Enge Verwandtschaft verband die EBERSBERGER mit den EPPENSTEINERN,
deren Vorfahren als Graf im Ufgau an der unteren Isar um Dingolfing und
Landshut begegnen. Im 10. Jahrhundert verlagerte sich ihre Tätigkeit
in die Steiermark, wo sie an der oberen Enns, an der Mur um Judenburg und
Leoben sowie im Mürztale vier Grafschaften innehatten und ihren festen
Hauptsitz errichteten: Burg Eppenstein überwacht auf ragender
Höhe bei Judenburg die Salzstraße zwischen Aussee, Klagenfurter
Becken und Lavant. Einer der ihren erbaute als Markgraf zur Ungarnabwehr
im Grazer Becken die Hengstburg und siedelte ringsum Vasallen an. Über
Streubesitz verfügten die EPPENSTEINER
bis südwärts ins Canatal, nach Friaul und Krain. Noch bestand
der größte Teil dieser Erwerbungen aus slawischen Weilern inmitten
öder Gebirge und menschenleerer Wälder, doch machte die Erschließung
durch deutsche Ministerialen und Bauern Fortschritte. OTTO
III. schenkte dem bewährten Hause im Jahre 1000 hundert
Königshufen nach freier Wahl, wahrscheinlich um Piber, Voitsberg und
St.
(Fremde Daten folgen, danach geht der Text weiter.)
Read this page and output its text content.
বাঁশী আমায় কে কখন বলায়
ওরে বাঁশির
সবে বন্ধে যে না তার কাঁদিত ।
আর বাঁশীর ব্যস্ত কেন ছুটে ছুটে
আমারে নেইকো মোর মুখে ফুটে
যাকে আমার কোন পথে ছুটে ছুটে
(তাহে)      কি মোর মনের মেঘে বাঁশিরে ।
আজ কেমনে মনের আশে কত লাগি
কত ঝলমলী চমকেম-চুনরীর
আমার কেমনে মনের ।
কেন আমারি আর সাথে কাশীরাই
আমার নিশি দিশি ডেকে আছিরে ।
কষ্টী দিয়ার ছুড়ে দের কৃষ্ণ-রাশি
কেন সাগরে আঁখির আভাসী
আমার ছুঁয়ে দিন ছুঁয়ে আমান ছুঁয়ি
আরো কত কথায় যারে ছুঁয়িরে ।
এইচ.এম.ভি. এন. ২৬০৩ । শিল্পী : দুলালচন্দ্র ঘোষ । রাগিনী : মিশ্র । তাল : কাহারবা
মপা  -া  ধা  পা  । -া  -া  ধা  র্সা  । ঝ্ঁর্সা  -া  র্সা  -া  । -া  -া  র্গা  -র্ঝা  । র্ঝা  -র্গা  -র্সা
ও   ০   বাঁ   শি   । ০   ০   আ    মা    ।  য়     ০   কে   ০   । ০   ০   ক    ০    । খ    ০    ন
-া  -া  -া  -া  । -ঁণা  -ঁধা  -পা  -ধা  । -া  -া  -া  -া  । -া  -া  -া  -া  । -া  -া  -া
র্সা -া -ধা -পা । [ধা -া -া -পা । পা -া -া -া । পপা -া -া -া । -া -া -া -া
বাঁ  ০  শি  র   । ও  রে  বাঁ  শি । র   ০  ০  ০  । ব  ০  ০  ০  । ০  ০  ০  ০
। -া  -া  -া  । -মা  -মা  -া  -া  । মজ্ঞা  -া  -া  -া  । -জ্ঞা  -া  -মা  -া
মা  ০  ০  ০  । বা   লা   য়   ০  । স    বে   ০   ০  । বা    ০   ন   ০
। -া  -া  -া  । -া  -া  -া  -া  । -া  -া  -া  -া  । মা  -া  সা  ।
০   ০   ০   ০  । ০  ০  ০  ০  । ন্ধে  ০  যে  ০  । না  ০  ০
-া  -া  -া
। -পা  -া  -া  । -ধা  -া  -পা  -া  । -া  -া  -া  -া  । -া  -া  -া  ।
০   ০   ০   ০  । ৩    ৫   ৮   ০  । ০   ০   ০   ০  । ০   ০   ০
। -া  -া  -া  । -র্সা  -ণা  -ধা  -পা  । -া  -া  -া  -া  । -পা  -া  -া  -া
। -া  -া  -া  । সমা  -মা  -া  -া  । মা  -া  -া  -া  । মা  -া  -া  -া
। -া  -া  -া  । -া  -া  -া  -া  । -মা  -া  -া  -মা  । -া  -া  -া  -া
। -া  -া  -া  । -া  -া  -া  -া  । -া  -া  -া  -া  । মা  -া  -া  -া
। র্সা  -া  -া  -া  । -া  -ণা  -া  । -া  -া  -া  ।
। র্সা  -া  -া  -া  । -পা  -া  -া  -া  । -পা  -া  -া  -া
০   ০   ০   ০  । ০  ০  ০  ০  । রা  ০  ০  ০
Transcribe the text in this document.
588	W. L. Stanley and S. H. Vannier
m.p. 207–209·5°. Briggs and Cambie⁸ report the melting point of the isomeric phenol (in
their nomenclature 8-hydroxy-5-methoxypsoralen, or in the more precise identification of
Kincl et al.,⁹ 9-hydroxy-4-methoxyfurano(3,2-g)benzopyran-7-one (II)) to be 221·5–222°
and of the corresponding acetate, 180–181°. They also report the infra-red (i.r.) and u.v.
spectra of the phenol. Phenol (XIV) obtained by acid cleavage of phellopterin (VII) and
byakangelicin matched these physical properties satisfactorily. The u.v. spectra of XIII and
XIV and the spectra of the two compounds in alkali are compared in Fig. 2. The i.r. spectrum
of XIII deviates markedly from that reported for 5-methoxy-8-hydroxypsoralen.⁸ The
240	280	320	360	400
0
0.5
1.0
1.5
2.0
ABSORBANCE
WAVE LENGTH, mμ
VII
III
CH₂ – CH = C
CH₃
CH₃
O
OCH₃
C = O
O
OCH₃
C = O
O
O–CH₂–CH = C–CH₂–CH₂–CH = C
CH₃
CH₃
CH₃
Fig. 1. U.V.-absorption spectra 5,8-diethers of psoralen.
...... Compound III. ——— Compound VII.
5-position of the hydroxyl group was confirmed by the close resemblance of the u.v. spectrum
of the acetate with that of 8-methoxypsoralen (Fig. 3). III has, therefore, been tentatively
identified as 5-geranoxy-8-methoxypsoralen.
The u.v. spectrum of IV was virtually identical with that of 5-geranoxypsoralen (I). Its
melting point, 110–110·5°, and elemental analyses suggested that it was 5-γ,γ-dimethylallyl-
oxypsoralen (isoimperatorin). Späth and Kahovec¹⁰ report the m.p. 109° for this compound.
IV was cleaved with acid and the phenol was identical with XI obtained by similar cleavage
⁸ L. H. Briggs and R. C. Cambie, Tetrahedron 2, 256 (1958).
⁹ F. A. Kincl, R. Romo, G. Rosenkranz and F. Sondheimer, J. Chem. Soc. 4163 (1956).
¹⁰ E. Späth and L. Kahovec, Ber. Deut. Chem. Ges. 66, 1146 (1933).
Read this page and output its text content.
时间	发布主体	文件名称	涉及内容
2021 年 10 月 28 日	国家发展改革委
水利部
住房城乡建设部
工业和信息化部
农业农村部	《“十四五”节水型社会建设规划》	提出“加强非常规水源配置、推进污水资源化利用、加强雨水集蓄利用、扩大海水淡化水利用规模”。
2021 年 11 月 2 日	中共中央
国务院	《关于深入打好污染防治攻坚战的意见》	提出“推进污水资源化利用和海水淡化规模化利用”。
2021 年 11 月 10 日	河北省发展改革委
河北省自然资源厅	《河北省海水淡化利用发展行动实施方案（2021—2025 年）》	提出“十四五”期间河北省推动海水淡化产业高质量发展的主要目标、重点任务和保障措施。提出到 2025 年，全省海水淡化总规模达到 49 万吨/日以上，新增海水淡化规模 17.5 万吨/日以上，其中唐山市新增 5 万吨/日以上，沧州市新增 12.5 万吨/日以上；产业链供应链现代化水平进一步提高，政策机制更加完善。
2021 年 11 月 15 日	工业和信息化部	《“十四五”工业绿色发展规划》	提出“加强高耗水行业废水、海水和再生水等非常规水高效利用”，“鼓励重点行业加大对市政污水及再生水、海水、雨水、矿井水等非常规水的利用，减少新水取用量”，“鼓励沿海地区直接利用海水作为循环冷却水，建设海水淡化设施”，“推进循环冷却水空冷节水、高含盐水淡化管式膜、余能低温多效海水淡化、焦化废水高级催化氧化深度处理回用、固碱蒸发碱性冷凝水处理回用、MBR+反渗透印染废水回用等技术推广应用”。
Lambrecht zum weiteren Ausbau. Wohl blieben die Grafen zum Besuch herzoglicher
Hoftage in Bayern verpflichtet, doch markgräfliche Sonderrechte und
die wachsende Zahl ihrer Vasallen verschafften ihnen im Bereich der späteren
Steiermark eine allen Standesgenossen weit überragende Machtstellung.
1011 erhob HEINRICH II. Adalbero
zum
Herzog von Kärnten. Die durch dessen Mutter begründete Nähe
zu den EBERSBERGERN gab ihm Rückhalt in Bayern. Er selbst vermählte
sich mit der KONRADINERIN Beatrix von Schwaben,
woraus sich Erbstreitigkeiten mit dem salischen
Schwager KONRAD ergaben. Die tiefere
Ursache für die Entzweiung beider, die wenig Aussicht für eine
ehrliche Versöhnung ließ, mag in Adalberos
Griff nach der zuvor salischen Herzogswürde
gelegen haben. Auch innerhalb Kärntens machte sich der stolze Mann
unter seinen Standesgenossen Feinde.